Chan Poling says he loved musicals as a kid. But he became a performer of witty pop tunes instead.
In 1977, the keyboardist and composer cofounded the Suburbs with buddies from the suburbs west of Minneapolis. A contract with nascent local label TwinTone Records followed, then a deal with Polygram Records for the 1983 album Love Is the Law. The Suburbs went on to pop stardom; Poling’s theater interests went unexplored.
“I got the bug” for theater, he says, when the experimental Theatre de la Jeune Lune asked him to write a score for what would become one of the now-defunct theater’s signature productions: The Children of Paradise. The show opened to national critical and media acclaim in 1992. Then, “I wanted to do my own show,” he says.
That show, Venus, premieres May 5 and runs through May 24 at the Ritz Theater in Northeast Minneapolis. A sort of Jekyll and Hyde story—Dr. Margaret Kennedy drinks an elixir that transforms her into a supermodel and pop star—the comedic musical is also about the nature of true beauty. It’s “pop music, entertainment, story—the best of all worlds for me,” Poling says.
“I’m not the guy that writes an opera. I just thought this was a swell idea. And it became clear to me that it could be commercially viable,” he adds. But he needed investors.
Poling started by making a DVD of a stage reading of Venus that he could show around. He also made other links to investors.
“This will sound like a cliché, but I was playing golf with a gentleman, and by the 18th hole I’d convinced him to invest in the show,” Poling says. “He in turn introduced me to some other people.”
John Stout, a lawyer with Minneapolis-based Fredrikson & Byron who assembled financing for Robert Altman’s A Prairie Home Companion film, helped do the same for Poling’s show. Together, a group of unnamed investors ponied up $200,000, with which Poling created a limited liability corporation called Venus Productions.

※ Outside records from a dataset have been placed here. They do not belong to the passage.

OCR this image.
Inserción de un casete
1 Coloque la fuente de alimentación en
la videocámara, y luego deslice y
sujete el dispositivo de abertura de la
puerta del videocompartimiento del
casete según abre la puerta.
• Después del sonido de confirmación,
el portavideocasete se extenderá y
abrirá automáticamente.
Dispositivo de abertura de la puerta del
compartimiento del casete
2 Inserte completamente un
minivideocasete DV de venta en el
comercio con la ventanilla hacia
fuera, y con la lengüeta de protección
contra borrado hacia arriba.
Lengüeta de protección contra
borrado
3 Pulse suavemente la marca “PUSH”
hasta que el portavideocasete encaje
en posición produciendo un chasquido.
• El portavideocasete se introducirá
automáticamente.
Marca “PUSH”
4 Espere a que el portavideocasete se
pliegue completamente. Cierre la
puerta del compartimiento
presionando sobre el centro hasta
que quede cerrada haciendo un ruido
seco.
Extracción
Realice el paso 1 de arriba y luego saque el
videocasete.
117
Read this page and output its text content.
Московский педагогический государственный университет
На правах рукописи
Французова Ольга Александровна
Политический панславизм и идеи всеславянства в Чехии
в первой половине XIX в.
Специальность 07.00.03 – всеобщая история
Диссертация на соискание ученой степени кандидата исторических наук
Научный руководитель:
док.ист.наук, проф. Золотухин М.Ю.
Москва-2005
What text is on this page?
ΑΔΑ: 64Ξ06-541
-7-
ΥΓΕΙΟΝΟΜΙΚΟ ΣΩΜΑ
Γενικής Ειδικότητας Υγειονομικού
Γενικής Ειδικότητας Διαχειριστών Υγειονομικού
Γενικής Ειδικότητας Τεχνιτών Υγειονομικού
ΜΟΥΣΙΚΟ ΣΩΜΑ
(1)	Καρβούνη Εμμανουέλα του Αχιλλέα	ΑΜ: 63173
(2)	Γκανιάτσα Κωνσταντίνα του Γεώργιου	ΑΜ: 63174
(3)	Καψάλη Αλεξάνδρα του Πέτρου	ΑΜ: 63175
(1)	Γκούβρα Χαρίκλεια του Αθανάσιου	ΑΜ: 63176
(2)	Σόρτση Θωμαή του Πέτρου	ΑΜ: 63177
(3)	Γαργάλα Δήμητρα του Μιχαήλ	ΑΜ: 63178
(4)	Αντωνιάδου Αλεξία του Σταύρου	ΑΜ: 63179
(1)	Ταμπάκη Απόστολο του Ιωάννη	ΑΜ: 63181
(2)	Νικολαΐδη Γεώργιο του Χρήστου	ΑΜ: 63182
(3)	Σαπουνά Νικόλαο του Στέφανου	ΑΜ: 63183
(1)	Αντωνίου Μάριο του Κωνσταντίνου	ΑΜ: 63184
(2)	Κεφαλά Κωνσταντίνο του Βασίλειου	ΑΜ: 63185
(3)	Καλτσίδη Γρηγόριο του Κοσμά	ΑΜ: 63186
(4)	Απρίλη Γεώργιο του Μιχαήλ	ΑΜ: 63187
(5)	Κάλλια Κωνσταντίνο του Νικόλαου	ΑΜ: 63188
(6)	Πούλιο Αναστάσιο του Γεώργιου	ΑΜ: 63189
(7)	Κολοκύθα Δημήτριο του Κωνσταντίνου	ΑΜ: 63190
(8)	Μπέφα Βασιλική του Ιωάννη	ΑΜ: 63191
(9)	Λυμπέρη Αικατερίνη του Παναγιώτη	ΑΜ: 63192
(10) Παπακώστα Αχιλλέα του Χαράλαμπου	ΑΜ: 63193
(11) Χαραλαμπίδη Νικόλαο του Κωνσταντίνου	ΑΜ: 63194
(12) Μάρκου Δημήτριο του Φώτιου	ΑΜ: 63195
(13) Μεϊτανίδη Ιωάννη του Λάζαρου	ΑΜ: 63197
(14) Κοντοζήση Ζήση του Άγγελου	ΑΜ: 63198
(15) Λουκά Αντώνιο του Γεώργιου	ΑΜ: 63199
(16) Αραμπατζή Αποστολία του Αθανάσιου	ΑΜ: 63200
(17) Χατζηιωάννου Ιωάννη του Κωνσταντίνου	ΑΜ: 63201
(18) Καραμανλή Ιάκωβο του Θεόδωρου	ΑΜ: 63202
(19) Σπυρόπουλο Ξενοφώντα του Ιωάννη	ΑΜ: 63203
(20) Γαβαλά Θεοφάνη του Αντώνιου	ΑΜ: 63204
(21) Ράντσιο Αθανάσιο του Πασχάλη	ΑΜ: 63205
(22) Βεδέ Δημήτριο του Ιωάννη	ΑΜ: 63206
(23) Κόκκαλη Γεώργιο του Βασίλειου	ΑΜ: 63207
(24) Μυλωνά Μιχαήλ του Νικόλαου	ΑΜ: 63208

“You have to form an umbrella corporation for insurance, accounting,” and other functions, Poling says. The $200,000 will pay for the three-week run at the Ritz, which includes house rental and salaries for key production staff and actors. Minneapolis marketing agency Little & Company has done pro bono design work on the production’s logo, posters, Facebook page, and Web site (venusmusical.com).
“My goal is to produce a straight-up-the-middle, commercially viable, family-type, Broadway show that will break even this year, generate some buzz, and fill the Pantages Theater next year,” Poling says. He also believes the show has legs outside of the Twin Cities market. Based on his conversations with producers and directors in both New York City and Los Angeles, Poling expects “there will be some offers to go forward” following the May show—whether to license the play or tour the current production.